Today I listened to a talk by someone who I interviewed with for a post-doc position 5 years ago. It was strange to think that if I had chosen to join that lab, those could have been my data. I couldn't help but wonder if choosing a different lab and a different mentor would have led to a different career path.
It also made me think back of this post that I wrote two years ago:
It made me wonder whether if I would ever make the decision to look for a job outside science, and if so, if I would regret all the time and effort put into trying to get data, write papers and get grants? If I would look at it from a distance, would all of this seem ridiculous? Is it worth all those hours and stress and time in the lab to know one tiny detail about one sub-aspect of neuroscience? I guess if you look at it like that it’s not. So I try to do things that I like and I do them in an amount of time that is reasonable.

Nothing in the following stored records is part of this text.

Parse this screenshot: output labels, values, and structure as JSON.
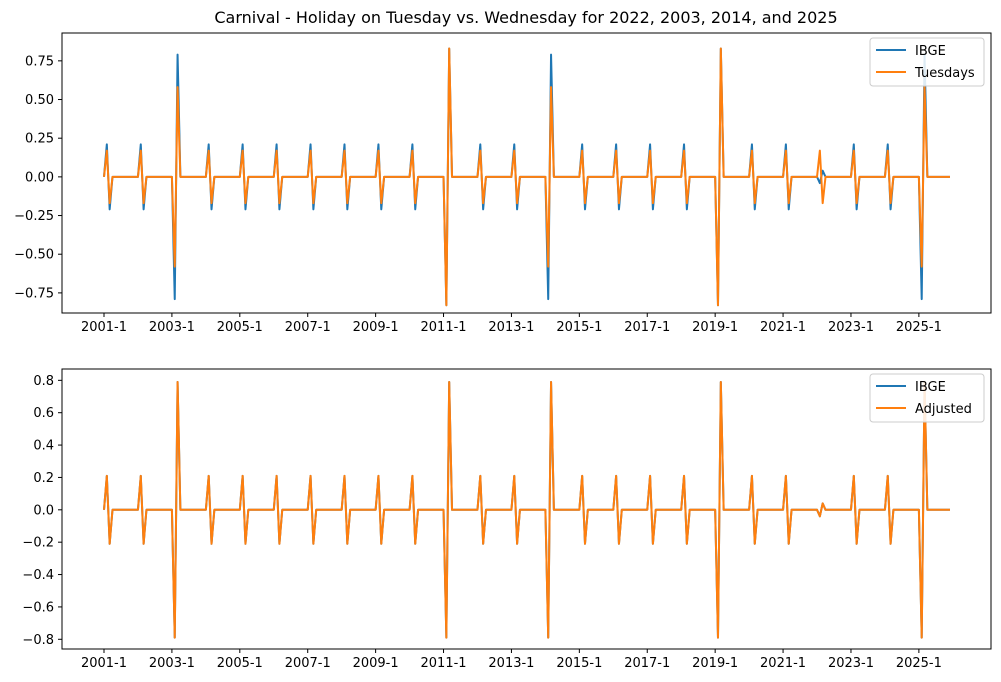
{
  "chart_data": [
    {
      "type": "line",
      "title": "Carnival - Holiday on Tuesday vs. Wednesday for 2022, 2003, 2014, and 2025",
      "xlabel": "",
      "ylabel": "",
      "x_ticks": [
        "2001-1",
        "2003-1",
        "2005-1",
        "2007-1",
        "2009-1",
        "2011-1",
        "2013-1",
        "2015-1",
        "2017-1",
        "2019-1",
        "2021-1",
        "2023-1",
        "2025-1"
      ],
      "x_range": [
        "2001-1",
        "2025-12"
      ],
      "y_ticks": [
        "0.75",
        "0.50",
        "0.25",
        "0.00",
        "−0.25",
        "−0.50",
        "−0.75"
      ],
      "ylim": [
        -0.88,
        0.93
      ],
      "grid": false,
      "legend_position": "top-right",
      "series": [
        {
          "name": "IBGE",
          "color": "#1f77b4",
          "nonzero_points": [
            {
              "x": "2001-2",
              "y": 0.21
            },
            {
              "x": "2001-3",
              "y": -0.21
            },
            {
              "x": "2002-2",
              "y": 0.21
            },
            {
              "x": "2002-3",
              "y": -0.21
            },
            {
              "x": "2003-2",
              "y": -0.79
            },
            {
              "x": "2003-3",
              "y": 0.79
            },
            {
              "x": "2004-2",
              "y": 0.21
            },
            {
              "x": "2004-3",
              "y": -0.21
            },
            {
              "x": "2005-2",
              "y": 0.21
            },
            {
              "x": "2005-3",
              "y": -0.21
            },
            {
              "x": "2006-2",
              "y": 0.21
            },
            {
              "x": "2006-3",
              "y": -0.21
            },
            {
              "x": "2007-2",
              "y": 0.21
            },
            {
              "x": "2007-3",
              "y": -0.21
            },
            {
              "x": "2008-2",
              "y": 0.21
            },
            {
              "x": "2008-3",
              "y": -0.21
            },
            {
              "x": "2009-2",
              "y": 0.21
            },
            {
              "x": "2009-3",
              "y": -0.21
            },
            {
              "x": "2010-2",
              "y": 0.21
            },
            {
              "x": "2010-3",
              "y": -0.21
            },
            {
              "x": "2011-2",
              "y": -0.83
            },
            {
              "x": "2011-3",
              "y": 0.83
            },
            {
              "x": "2012-2",
              "y": 0.21
            },
            {
              "x": "2012-3",
              "y": -0.21
            },
            {
              "x": "2013-2",
              "y": 0.21
            },
            {
              "x": "2013-3",
              "y": -0.21
            },
            {
              "x": "2014-2",
              "y": -0.79
            },
            {
              "x": "2014-3",
              "y": 0.79
            },
            {
              "x": "2015-2",
              "y": 0.21
            },
            {
              "x": "2015-3",
              "y": -0.21
            },
            {
              "x": "2016-2",
              "y": 0.21
            },
            {
              "x": "2016-3",
              "y": -0.21
            },
            {
              "x": "2017-2",
              "y": 0.21
            },
            {
              "x": "2017-3",
              "y": -0.21
            },
            {
              "x": "2018-2",
              "y": 0.21
            },
            {
              "x": "2018-3",
              "y": -0.21
            },
            {
              "x": "2019-2",
              "y": -0.83
            },
            {
              "x": "2019-3",
              "y": 0.83
            },
            {
              "x": "2020-2",
              "y": 0.21
            },
            {
              "x": "2020-3",
              "y": -0.21
            },
            {
              "x": "2021-2",
              "y": 0.21
            },
            {
              "x": "2021-3",
              "y": -0.21
            },
            {
              "x": "2022-2",
              "y": -0.04
            },
            {
              "x": "2022-3",
              "y": 0.04
            },
            {
              "x": "2023-2",
              "y": 0.21
            },
            {
              "x": "2023-3",
              "y": -0.21
            },
            {
              "x": "2024-2",
              "y": 0.21
            },
            {
              "x": "2024-3",
              "y": -0.21
            },
            {
              "x": "2025-2",
              "y": -0.79
            },
            {
              "x": "2025-3",
              "y": 0.79
            }
          ]
        },
        {
          "name": "Tuesdays",
          "color": "#ff7f0e",
          "nonzero_points": [
            {
              "x": "2001-2",
              "y": 0.17
            },
            {
              "x": "2001-3",
              "y": -0.17
            },
            {
              "x": "2002-2",
              "y": 0.17
            },
            {
              "x": "2002-3",
              "y": -0.17
            },
            {
              "x": "2003-2",
              "y": -0.58
            },
            {
              "x": "2003-3",
              "y": 0.58
            },
            {
              "x": "2004-2",
              "y": 0.17
            },
            {
              "x": "2004-3",
              "y": -0.17
            },
            {
              "x": "2005-2",
              "y": 0.17
            },
            {
              "x": "2005-3",
              "y": -0.17
            },
            {
              "x": "2006-2",
              "y": 0.17
            },
            {
              "x": "2006-3",
              "y": -0.17
            },
            {
              "x": "2007-2",
              "y": 0.17
            },
            {
              "x": "2007-3",
              "y": -0.17
            },
            {
              "x": "2008-2",
              "y": 0.17
            },
            {
              "x": "2008-3",
              "y": -0.17
            },
            {
              "x": "2009-2",
              "y": 0.17
            },
            {
              "x": "2009-3",
              "y": -0.17
            },
            {
              "x": "2010-2",
              "y": 0.17
            },
            {
              "x": "2010-3",
              "y": -0.17
            },
            {
              "x": "2011-2",
              "y": -0.83
            },
            {
              "x": "2011-3",
              "y": 0.83
            },
            {
              "x": "2012-2",
              "y": 0.17
            },
            {
              "x": "2012-3",
              "y": -0.17
            },
            {
              "x": "2013-2",
              "y": 0.17
            },
            {
              "x": "2013-3",
              "y": -0.17
            },
            {
              "x": "2014-2",
              "y": -0.58
            },
            {
              "x": "2014-3",
              "y": 0.58
            },
            {
              "x": "2015-2",
              "y": 0.17
            },
            {
              "x": "2015-3",
              "y": -0.17
            },
            {
              "x": "2016-2",
              "y": 0.17
            },
            {
              "x": "2016-3",
              "y": -0.17
            },
            {
              "x": "2017-2",
              "y": 0.17
            },
            {
              "x": "2017-3",
              "y": -0.17
            },
            {
              "x": "2018-2",
              "y": 0.17
            },
            {
              "x": "2018-3",
              "y": -0.17
            },
            {
              "x": "2019-2",
              "y": -0.83
            },
            {
              "x": "2019-3",
              "y": 0.83
            },
            {
              "x": "2020-2",
              "y": 0.17
            },
            {
              "x": "2020-3",
              "y": -0.17
            },
            {
              "x": "2021-2",
              "y": 0.17
            },
            {
              "x": "2021-3",
              "y": -0.17
            },
            {
              "x": "2022-2",
              "y": 0.17
            },
            {
              "x": "2022-3",
              "y": -0.17
            },
            {
              "x": "2023-2",
              "y": 0.17
            },
            {
              "x": "2023-3",
              "y": -0.17
            },
            {
              "x": "2024-2",
              "y": 0.17
            },
            {
              "x": "2024-3",
              "y": -0.17
            },
            {
              "x": "2025-2",
              "y": -0.58
            },
            {
              "x": "2025-3",
              "y": 0.58
            }
          ]
        }
      ]
    },
    {
      "type": "line",
      "title": "",
      "xlabel": "",
      "ylabel": "",
      "x_ticks": [
        "2001-1",
        "2003-1",
        "2005-1",
        "2007-1",
        "2009-1",
        "2011-1",
        "2013-1",
        "2015-1",
        "2017-1",
        "2019-1",
        "2021-1",
        "2023-1",
        "2025-1"
      ],
      "x_range": [
        "2001-1",
        "2025-12"
      ],
      "y_ticks": [
        "0.8",
        "0.6",
        "0.4",
        "0.2",
        "0.0",
        "−0.2",
        "−0.4",
        "−0.6",
        "−0.8"
      ],
      "ylim": [
        -0.86,
        0.87
      ],
      "grid": false,
      "legend_position": "top-right",
      "series": [
        {
          "name": "IBGE",
          "color": "#1f77b4",
          "nonzero_points": [
            {
              "x": "2001-2",
              "y": 0.21
            },
            {
              "x": "2001-3",
              "y": -0.21
            },
            {
              "x": "2002-2",
              "y": 0.21
            },
            {
              "x": "2002-3",
              "y": -0.21
            },
            {
              "x": "2003-2",
              "y": -0.79
            },
            {
              "x": "2003-3",
              "y": 0.79
            },
            {
              "x": "2004-2",
              "y": 0.21
            },
            {
              "x": "2004-3",
              "y": -0.21
            },
            {
              "x": "2005-2",
              "y": 0.21
            },
            {
              "x": "2005-3",
              "y": -0.21
            },
            {
              "x": "2006-2",
              "y": 0.21
            },
            {
              "x": "2006-3",
              "y": -0.21
            },
            {
              "x": "2007-2",
              "y": 0.21
            },
            {
              "x": "2007-3",
              "y": -0.21
            },
            {
              "x": "2008-2",
              "y": 0.21
            },
            {
              "x": "2008-3",
              "y": -0.21
            },
            {
              "x": "2009-2",
              "y": 0.21
            },
            {
              "x": "2009-3",
              "y": -0.21
            },
            {
              "x": "2010-2",
              "y": 0.21
            },
            {
              "x": "2010-3",
              "y": -0.21
            },
            {
              "x": "2011-2",
              "y": -0.79
            },
            {
              "x": "2011-3",
              "y": 0.79
            },
            {
              "x": "2012-2",
              "y": 0.21
            },
            {
              "x": "2012-3",
              "y": -0.21
            },
            {
              "x": "2013-2",
              "y": 0.21
            },
            {
              "x": "2013-3",
              "y": -0.21
            },
            {
              "x": "2014-2",
              "y": -0.79
            },
            {
              "x": "2014-3",
              "y": 0.79
            },
            {
              "x": "2015-2",
              "y": 0.21
            },
            {
              "x": "2015-3",
              "y": -0.21
            },
            {
              "x": "2016-2",
              "y": 0.21
            },
            {
              "x": "2016-3",
              "y": -0.21
            },
            {
              "x": "2017-2",
              "y": 0.21
            },
            {
              "x": "2017-3",
              "y": -0.21
            },
            {
              "x": "2018-2",
              "y": 0.21
            },
            {
              "x": "2018-3",
              "y": -0.21
            },
            {
              "x": "2019-2",
              "y": -0.79
            },
            {
              "x": "2019-3",
              "y": 0.79
            },
            {
              "x": "2020-2",
              "y": 0.21
            },
            {
              "x": "2020-3",
              "y": -0.21
            },
            {
              "x": "2021-2",
              "y": 0.21
            },
            {
              "x": "2021-3",
              "y": -0.21
            },
            {
              "x": "2022-2",
              "y": -0.04
            },
            {
              "x": "2022-3",
              "y": 0.04
            },
            {
              "x": "2023-2",
              "y": 0.21
            },
            {
              "x": "2023-3",
              "y": -0.21
            },
            {
              "x": "2024-2",
              "y": 0.21
            },
            {
              "x": "2024-3",
              "y": -0.21
            },
            {
              "x": "2025-2",
              "y": -0.79
            },
            {
              "x": "2025-3",
              "y": 0.79
            }
          ]
        },
        {
          "name": "Adjusted",
          "color": "#ff7f0e",
          "nonzero_points": [
            {
              "x": "2001-2",
              "y": 0.21
            },
            {
              "x": "2001-3",
              "y": -0.21
            },
            {
              "x": "2002-2",
              "y": 0.21
            },
            {
              "x": "2002-3",
              "y": -0.21
            },
            {
              "x": "2003-2",
              "y": -0.79
            },
            {
              "x": "2003-3",
              "y": 0.79
            },
            {
              "x": "2004-2",
              "y": 0.21
            },
            {
              "x": "2004-3",
              "y": -0.21
            },
            {
              "x": "2005-2",
              "y": 0.21
            },
            {
              "x": "2005-3",
              "y": -0.21
            },
            {
              "x": "2006-2",
              "y": 0.21
            },
            {
              "x": "2006-3",
              "y": -0.21
            },
            {
              "x": "2007-2",
              "y": 0.21
            },
            {
              "x": "2007-3",
              "y": -0.21
            },
            {
              "x": "2008-2",
              "y": 0.21
            },
            {
              "x": "2008-3",
              "y": -0.21
            },
            {
              "x": "2009-2",
              "y": 0.21
            },
            {
              "x": "2009-3",
              "y": -0.21
            },
            {
              "x": "2010-2",
              "y": 0.21
            },
            {
              "x": "2010-3",
              "y": -0.21
            },
            {
              "x": "2011-2",
              "y": -0.79
            },
            {
              "x": "2011-3",
              "y": 0.79
            },
            {
              "x": "2012-2",
              "y": 0.21
            },
            {
              "x": "2012-3",
              "y": -0.21
            },
            {
              "x": "2013-2",
              "y": 0.21
            },
            {
              "x": "2013-3",
              "y": -0.21
            },
            {
              "x": "2014-2",
              "y": -0.79
            },
            {
              "x": "2014-3",
              "y": 0.79
            },
            {
              "x": "2015-2",
              "y": 0.21
            },
            {
              "x": "2015-3",
              "y": -0.21
            },
            {
              "x": "2016-2",
              "y": 0.21
            },
            {
              "x": "2016-3",
              "y": -0.21
            },
            {
              "x": "2017-2",
              "y": 0.21
            },
            {
              "x": "2017-3",
              "y": -0.21
            },
            {
              "x": "2018-2",
              "y": 0.21
            },
            {
              "x": "2018-3",
              "y": -0.21
            },
            {
              "x": "2019-2",
              "y": -0.79
            },
            {
              "x": "2019-3",
              "y": 0.79
            },
            {
              "x": "2020-2",
              "y": 0.21
            },
            {
              "x": "2020-3",
              "y": -0.21
            },
            {
              "x": "2021-2",
              "y": 0.21
            },
            {
              "x": "2021-3",
              "y": -0.21
            },
            {
              "x": "2022-2",
              "y": -0.04
            },
            {
              "x": "2022-3",
              "y": 0.04
            },
            {
              "x": "2023-2",
              "y": 0.21
            },
            {
              "x": "2023-3",
              "y": -0.21
            },
            {
              "x": "2024-2",
              "y": 0.21
            },
            {
              "x": "2024-3",
              "y": -0.21
            },
            {
              "x": "2025-2",
              "y": -0.79
            },
            {
              "x": "2025-3",
              "y": 0.79
            }
          ]
        }
      ]
    }
  ]
}
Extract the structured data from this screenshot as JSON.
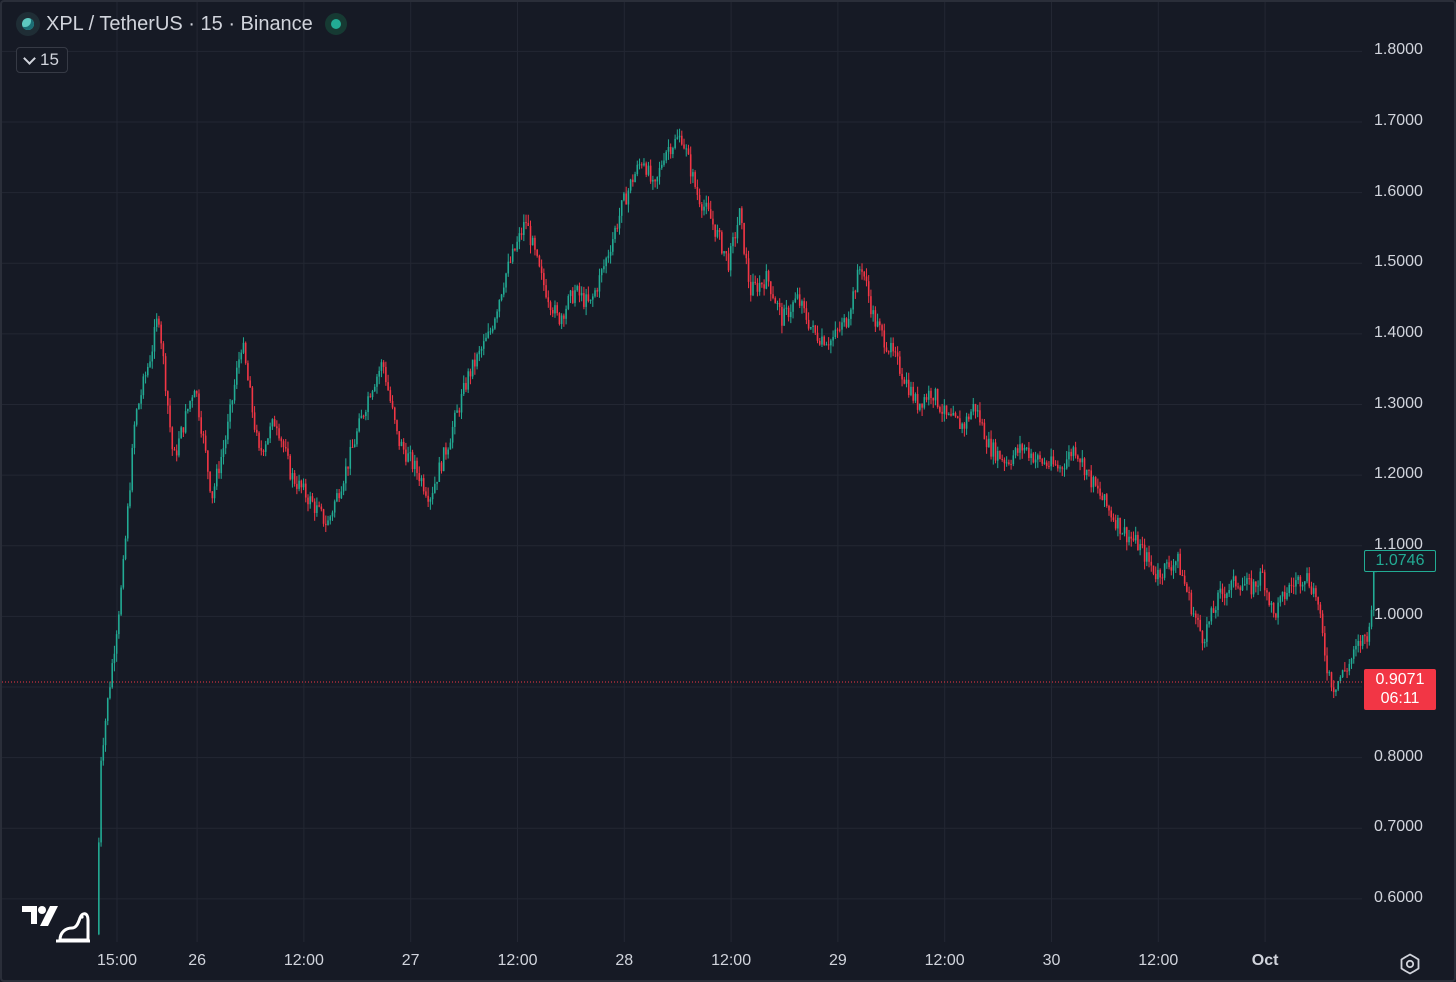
{
  "header": {
    "title": "XPL / TetherUS · 15 · Binance",
    "interval_label": "15"
  },
  "icons": {
    "symbol_logo": "plasma-coin-icon",
    "status": "market-open-dot-icon",
    "interval_toggle": "chevron-down-icon",
    "brand": "tradingview-logo-icon",
    "settings": "settings-gear-icon"
  },
  "colors": {
    "up": "#22ab94",
    "down": "#f23645",
    "background": "#161a25",
    "grid": "#232733",
    "text": "#d1d4dc"
  },
  "chart_data": {
    "type": "candlestick",
    "symbol": "XPL / TetherUS",
    "interval": "15",
    "exchange": "Binance",
    "y_axis": {
      "ticks": [
        "1.8000",
        "1.7000",
        "1.6000",
        "1.5000",
        "1.4000",
        "1.3000",
        "1.2000",
        "1.1000",
        "1.0000",
        "0.8000",
        "0.7000",
        "0.6000"
      ],
      "range": [
        0.54,
        1.85
      ]
    },
    "x_axis": {
      "ticks": [
        "15:00",
        "26",
        "12:00",
        "27",
        "12:00",
        "28",
        "12:00",
        "29",
        "12:00",
        "30",
        "12:00",
        "Oct"
      ],
      "range_days": [
        25.5,
        30.98
      ]
    },
    "last_price": {
      "value": "1.0746",
      "color": "#22ab94"
    },
    "low_line": {
      "value": "0.9071",
      "countdown": "06:11",
      "color": "#f23645"
    },
    "anchors": [
      [
        25.54,
        0.55
      ],
      [
        25.56,
        0.8
      ],
      [
        25.6,
        0.9
      ],
      [
        25.66,
        1.05
      ],
      [
        25.72,
        1.28
      ],
      [
        25.8,
        1.38
      ],
      [
        25.83,
        1.43
      ],
      [
        25.9,
        1.22
      ],
      [
        26.0,
        1.33
      ],
      [
        26.08,
        1.17
      ],
      [
        26.15,
        1.26
      ],
      [
        26.22,
        1.39
      ],
      [
        26.3,
        1.23
      ],
      [
        26.38,
        1.28
      ],
      [
        26.45,
        1.2
      ],
      [
        26.55,
        1.16
      ],
      [
        26.62,
        1.13
      ],
      [
        26.72,
        1.22
      ],
      [
        26.82,
        1.32
      ],
      [
        26.88,
        1.36
      ],
      [
        26.95,
        1.25
      ],
      [
        27.05,
        1.2
      ],
      [
        27.1,
        1.17
      ],
      [
        27.18,
        1.24
      ],
      [
        27.28,
        1.34
      ],
      [
        27.38,
        1.4
      ],
      [
        27.45,
        1.48
      ],
      [
        27.55,
        1.56
      ],
      [
        27.62,
        1.48
      ],
      [
        27.7,
        1.42
      ],
      [
        27.78,
        1.46
      ],
      [
        27.85,
        1.44
      ],
      [
        27.92,
        1.5
      ],
      [
        28.0,
        1.58
      ],
      [
        28.05,
        1.62
      ],
      [
        28.1,
        1.65
      ],
      [
        28.15,
        1.6
      ],
      [
        28.2,
        1.66
      ],
      [
        28.28,
        1.68
      ],
      [
        28.35,
        1.6
      ],
      [
        28.42,
        1.56
      ],
      [
        28.5,
        1.5
      ],
      [
        28.55,
        1.57
      ],
      [
        28.6,
        1.46
      ],
      [
        28.68,
        1.48
      ],
      [
        28.75,
        1.42
      ],
      [
        28.82,
        1.45
      ],
      [
        28.9,
        1.4
      ],
      [
        28.98,
        1.39
      ],
      [
        29.05,
        1.42
      ],
      [
        29.12,
        1.5
      ],
      [
        29.18,
        1.42
      ],
      [
        29.25,
        1.38
      ],
      [
        29.32,
        1.34
      ],
      [
        29.38,
        1.3
      ],
      [
        29.45,
        1.32
      ],
      [
        29.52,
        1.28
      ],
      [
        29.6,
        1.27
      ],
      [
        29.65,
        1.3
      ],
      [
        29.72,
        1.24
      ],
      [
        29.8,
        1.22
      ],
      [
        29.88,
        1.24
      ],
      [
        29.95,
        1.22
      ],
      [
        30.05,
        1.21
      ],
      [
        30.12,
        1.24
      ],
      [
        30.2,
        1.19
      ],
      [
        30.28,
        1.15
      ],
      [
        30.35,
        1.12
      ],
      [
        30.42,
        1.1
      ],
      [
        30.5,
        1.06
      ],
      [
        30.6,
        1.08
      ],
      [
        30.68,
        1.0
      ],
      [
        30.72,
        0.97
      ],
      [
        30.8,
        1.03
      ],
      [
        30.88,
        1.05
      ],
      [
        30.95,
        1.04
      ],
      [
        31.0,
        1.06
      ],
      [
        31.05,
        1.0
      ],
      [
        31.12,
        1.04
      ],
      [
        31.2,
        1.06
      ],
      [
        31.25,
        1.03
      ],
      [
        31.3,
        0.93
      ],
      [
        31.33,
        0.9
      ],
      [
        31.4,
        0.93
      ],
      [
        31.45,
        0.96
      ],
      [
        31.5,
        0.98
      ],
      [
        31.52,
        1.075
      ]
    ]
  }
}
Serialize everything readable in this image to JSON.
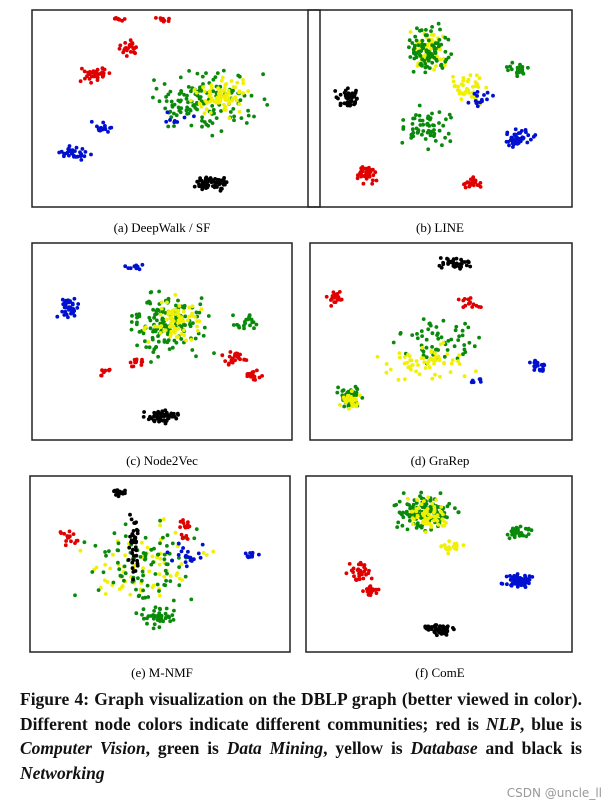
{
  "figure": {
    "panels": [
      {
        "label": "(a) DeepWalk / SF"
      },
      {
        "label": "(b) LINE"
      },
      {
        "label": "(c) Node2Vec"
      },
      {
        "label": "(d) GraRep"
      },
      {
        "label": "(e) M-NMF"
      },
      {
        "label": "(f) ComE"
      }
    ],
    "caption": {
      "parts": [
        "Figure 4: Graph visualization on the DBLP graph (better viewed in color). Different node colors indicate different communities; red is ",
        "NLP",
        ", blue is ",
        "Computer Vision",
        ", green is ",
        "Data Mining",
        ", yellow is ",
        "Database",
        " and black is ",
        "Networking"
      ]
    }
  },
  "watermark": "CSDN @uncle_ll"
}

Because as much as I’m passionate about being a scientist and trying to become a professor someday, I don’t want to look back and realize that I've spent all of my time working like a headless chicken.
First, I have come to realize that all this hard work that we do in science, is not at all useless outside academia. Because outside academia, people still care about whether you are able to finish projects, whether you can bring projects from ideas to data to papers and whether you can show the results of for example a successful collaboration by a paper that you published together. Even all the exercise in writing grants that were unfunded has been useful because it has improved my writing and how I get a message across.
So instead of dwelling on "what if", of course there are no alternate realities (well maybe, but not that I'm aware of at least). There are only the choices that I made that led me to where I am now.
And another interesting observation: it was weird to for the first time in years listen to science talks and not be thinking about how I could use this information and what I was going to propose in the next fellowship or grant proposal that I'm writing. It did make me a little sad.